I have found this thread blissfully flamewar free regards business motivations. That said, I think this first mention of business issues is both overdue and needing expansion.

How can one look at the deprecation of a particular runtime in isolation from (a) Apple's simultaneous announcement of increasing commonality of iOS and OSX, and (b) Oracle's aggressive enforcement of comm-related java libraries?

Since Apple sells and approves all app-store products, they bear plausible liability for an iOS app, if Oracle was lawsuit-minded.

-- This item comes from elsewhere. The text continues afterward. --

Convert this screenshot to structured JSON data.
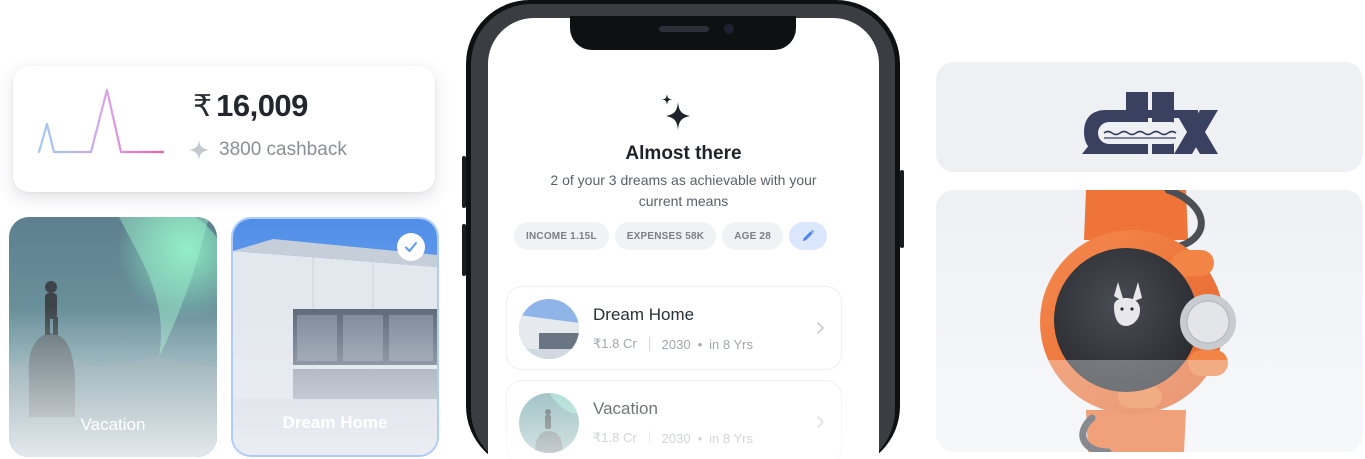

I would hardly be surprised to learn that Oracle will NOT sue Apple over runtimes that could trip up Google, thanks to Apple's agreement to remove possibly-offending code.

Or, alternatively, if you have an iOS app that wants to do comm in java, how could Apple field an alternative library to one that Oracle claims is theirs?

This makes Apple-supplied java runtimes a dead end. We'll see how interested Oracle is in licensing alternatives.


> I would hardly be surprised to learn that Oracle will NOT sue Apple over runtimes that could trip up Google

I think the difference is that Apple licenses/d Java and bundles a standard VM and framework, while Google did not do so - they just used the language with their own VM and framework distinctly different from, say, J2ME.


I think it's more that now Ellison owns Java/Sun, he wants control. Jobs was happy to hand over the resource-suck since he sees the future as iOS apps and appstore anyway.